Das Bewusstsein um die Fähigkeit von gestaltetem Raum, die Qualität des Umgangs wesentlich mitzuprägen, neue Richtungen aufzuweisen, sinnstiftend zu wirken, bildet eine gemeinsame Entwurfsgrundlage. Die neuen, behutsam definierten Raumabfolgen im denkmalgeschützten Bestand sind in ihrer Ausrichtung so konzipiert, dass dynamische und zur Begegnung angelegte Arbeitsprozesse ermöglicht werden. Barrierefreiheit, Erreichbarkeiten und eine grundsätzliche Übersichtlichkeit sind strukturierende Leitmotive des Entwurfes. Klare Zuweisungen, Transparenzen und Blickbeziehungen bilden eine Kultur der Offenheit und Öffnung ab - nach innen und außen.

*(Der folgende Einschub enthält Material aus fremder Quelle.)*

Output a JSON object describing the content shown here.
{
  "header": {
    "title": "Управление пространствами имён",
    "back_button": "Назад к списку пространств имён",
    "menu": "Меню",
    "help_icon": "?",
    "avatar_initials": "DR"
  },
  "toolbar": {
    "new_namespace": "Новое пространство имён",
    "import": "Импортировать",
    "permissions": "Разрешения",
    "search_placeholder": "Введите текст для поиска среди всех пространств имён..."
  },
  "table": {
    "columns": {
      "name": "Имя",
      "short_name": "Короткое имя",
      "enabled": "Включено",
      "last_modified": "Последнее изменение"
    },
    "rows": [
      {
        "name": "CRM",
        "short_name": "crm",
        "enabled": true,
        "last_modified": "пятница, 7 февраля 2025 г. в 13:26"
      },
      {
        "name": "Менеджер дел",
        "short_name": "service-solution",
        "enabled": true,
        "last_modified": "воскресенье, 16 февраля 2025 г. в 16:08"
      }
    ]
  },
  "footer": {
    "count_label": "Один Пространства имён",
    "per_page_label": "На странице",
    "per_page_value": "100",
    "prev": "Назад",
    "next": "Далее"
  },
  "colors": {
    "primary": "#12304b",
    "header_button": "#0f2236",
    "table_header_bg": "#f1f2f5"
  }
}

Das Erdgeschoss des Gemeindehauses gliedert sich in zwei Teilbereiche, die über eine längsseitige Hauptachse erschlossen werden. Eingang, Büroflächen (Gemeinde- und Sozialarbeit), Kontakt- und Servicebereich bilden ein vorgesetztes Ensemble, das die Gemeindearbeit zentral zugänglich macht. Additiv, in der Reihung angelegt, bewahren alle Flächen ihre Eigenständigkeit. Neben der Positionierung entlang der Querachse finden sie dennoch ihre gemeinsame Verknüpfung über den dreigliedrigen Zugangsbereich. Dieser lenkt die Bewegungsströme und verknüpft die einzelnen Formelemente unmissverständlich miteinander. Durch mobile Elemente können Zonen hier nach Anlass und Bedarf neugeordnet werden und zu neuen Raumbereichen verschmelzen. Der konzeptionell verankerten, maximalen Flexibilität in Raum wird so Rechnung getragen - eine wirksame Maßnahme, die sich im Alltag als realer Mehrwert erweist. Die Förderung kommunikativer Begegnungsformen steht gleichwertig und gleichzeitig neben der Vermittlung von Diskretion und Vertrauen.

Im Durchschreiten der kompakten, einleitenden Raumteile erleben Besucher:innen einen charakteristischen Szenenwechsel. An diese Raumbereiche angegliedert, finden sich zwei Gruppenräume sowie der Gemeindesaal als Hauptprotagonist und Herzstück des Gemeindelebens, der sich ganz der Gemeinschaft widmet. Der Saal (inkl. Bühne) in seiner repräsentativen und einladenden Dimension behält sein Potenzial vielfältiger Nutzungsszenarien. Die Saalempore im Obergeschoss wird durch die Neukonzeption reaktiviert. Sie kann nun unabhängig von den Nutzungen der anderen (Gruppen-)Räume erschlossen werden und eröffnet eine weitere Raumdimension und Blickbeziehung.

Raum & Denkmal

Als innovatives und bestimmendes Gestaltungsmerkmal für den Saal wählte Pohle 1930/31 ein sichtbares, Rautennetz aus gekantetem Stahlblech als Dachkonstruktion. Im Rahmen der umfangreichen Sanierung des denkmalgeschützen Gemeindehauses wird die in Vergessenheit geratene Dachkonstruktion hinter diversen, mehrschichtigen Verbauungen entdeckt, statisch ertüchtigt, instand gesetzt und als sichtbarer Dachstuhl, als innovatives Zeichen seiner Zeit inszeniert.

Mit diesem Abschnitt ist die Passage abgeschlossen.